This happened to my mother almost two years ago. I had to stay with her for over a week. She needed help with everything. The dr. said someone needed to be with her, because she gave her a strong medication.
I will not do this again. She was extremely controlling, and now says that I did not stay with her for that long (she says MY memory is bad). So what happens if I have to take her to the dr. and the same thing happens? (She doesn't know how it happened last time, so it could happen again.)
Is my only option to hire someone to stay with her from an agency? There is no Medicare-paid rehab center because there was no qualifying 3-day hospital stay, correct? I'm assuming that the hired caregiver would be full-pay and not covered by insurance (she has Medicare plus a supplement from my father's former employer)?
About a year ago, I took my wheelchair bound mom, with an aide from her NH to a pulmonology followup appointment. After examining my mom the doctor (who I like a lot) said "another chest Xray would be great. You could just run mom across the street to the radiology place and do a walk in".
I smiled and said "yes, I could call the ambulette service, have them pick mom up and drive her across the highway to radiology, but I think the wait for a walk in is probably about an hour and I don't think that would be the best thing for mom right now (she was recovering from pneumonia). The doctor chuckled and said "I think you're right, we'll get the Xray done at the NH (who knew--with a doctor's script, a mobile xray unit comes out and does an Xray!)..
A year before, I would have dutifully pushed my mom across an 8 lane highway "because the doctor said to do it". I've found, with the help of my sister in law and the great folks on here, that there is usually more than one way to get these things accomplished!
You seem to have forgotten that you are under no obligation to be her hands on caregiver. It's nice that you have in the past because you are a caring person, but with her attitude and unwillingness to compromise its time to remember that you have needs and rights and obligations too.
Don't allow her to treat you like that. If she does, excuse yourself. She will learn that you will not be abused any more. And if she doesn't learn? APS can arrange care for her.
About your brothers...it seems they have already mastered dealing with her by removing themselves from her drama. You cannot control them or make them care for her. only they can decide that for themselves. Make peace with that, it won't change.
Also, read up a bit more on how to deal with a narcissist and start putting into action the tools you learn from that.
Angel
Never accept verbal abuse as your due.
But I am the local one. I'm thinking that I need to involve all 3 of them round-robin in an e-mail discussion about what will happen. One thing I find surprising is that they don't seem to understand the trust or what happens in an emergency at all.
Guess they will learn through baptism by fire!
I do not like her (she has some features of narcisissm).
My brothers all live out of state. I would love it if my mother would move to be near one of them. Then I could come visit 1-2/year and stay for two days.
Thanks also for the suggestion to read up on dealing with narcissists.
The medical monopoly here keeps putting on my mother's medical forms that we have the same address. Corrections don't "stick." I think it's been changed...for now...anyway, that makes it easier for them to push it all off on me when they think this elderly woman isn't going to a house to be all alone.
My husband does things for my mother sometimes. She insists on paying him (not what a professional would charge, but something). She told me that what he does involves SKILL. That was a dig, because I mentioned the dirty "C" (Compensation) word for driving her around and being her home care attendant that time. She has no intention of paying me for work like that.

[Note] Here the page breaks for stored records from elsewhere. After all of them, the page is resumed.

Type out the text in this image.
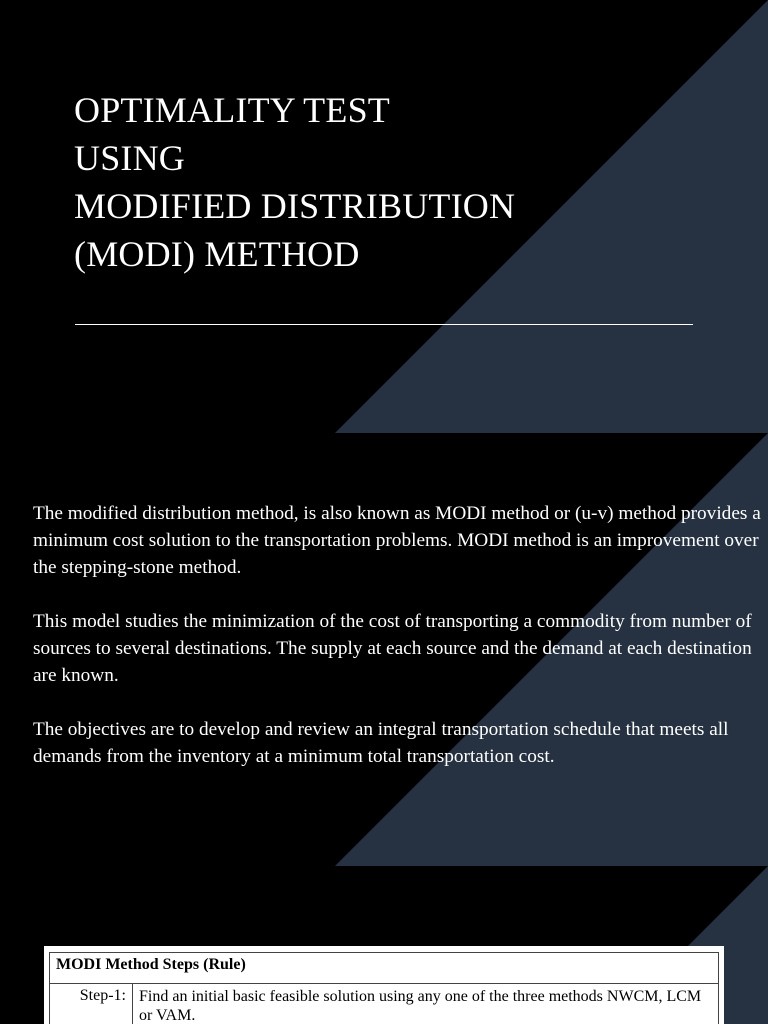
OPTIMALITY TEST
USING
MODIFIED DISTRIBUTION
(MODI) METHOD

The modified distribution method, is also known as MODI method or (u-v) method provides a minimum cost solution to the transportation problems. MODI method is an improvement over the stepping-stone method.

This model studies the minimization of the cost of transporting a commodity from number of sources to several destinations. The supply at each source and the demand at each destination are known.

The objectives are to develop and review an integral transportation schedule that meets all demands from the inventory at a minimum total transportation cost.

MODI Method Steps (Rule)
Step-1:	Find an initial basic feasible solution using any one of the three methods NWCM, LCM or VAM.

If she would pay me, I *would* be willing to be her slave again (over a week being her personal care attendant). Agencies charge around $20/hour around here. So if she doesn't want to do that, she can arrange for her own care with agencies. I work for my husband, so I could take the time off and not be penalized. And we could use the money.
She has a trust, with 2 of my 3 brothers as successor trustees. So they would have to handle the money if she couldn't. They are in other states, so I don't know how that would work in arranging agency care, as I couldn't sign anything for financial responsibility.
(BTW, the issue of Medicaid eligibility doesn't apply, as she has LTC insurance and a trust that would not be depleted before she died...of course, never say never, but with her health issues, I don't see it happening!)
My mother doesn't (and never will) see that I'd be doing a lot more for her if she was nicer and easier to get along with. But she'll never change.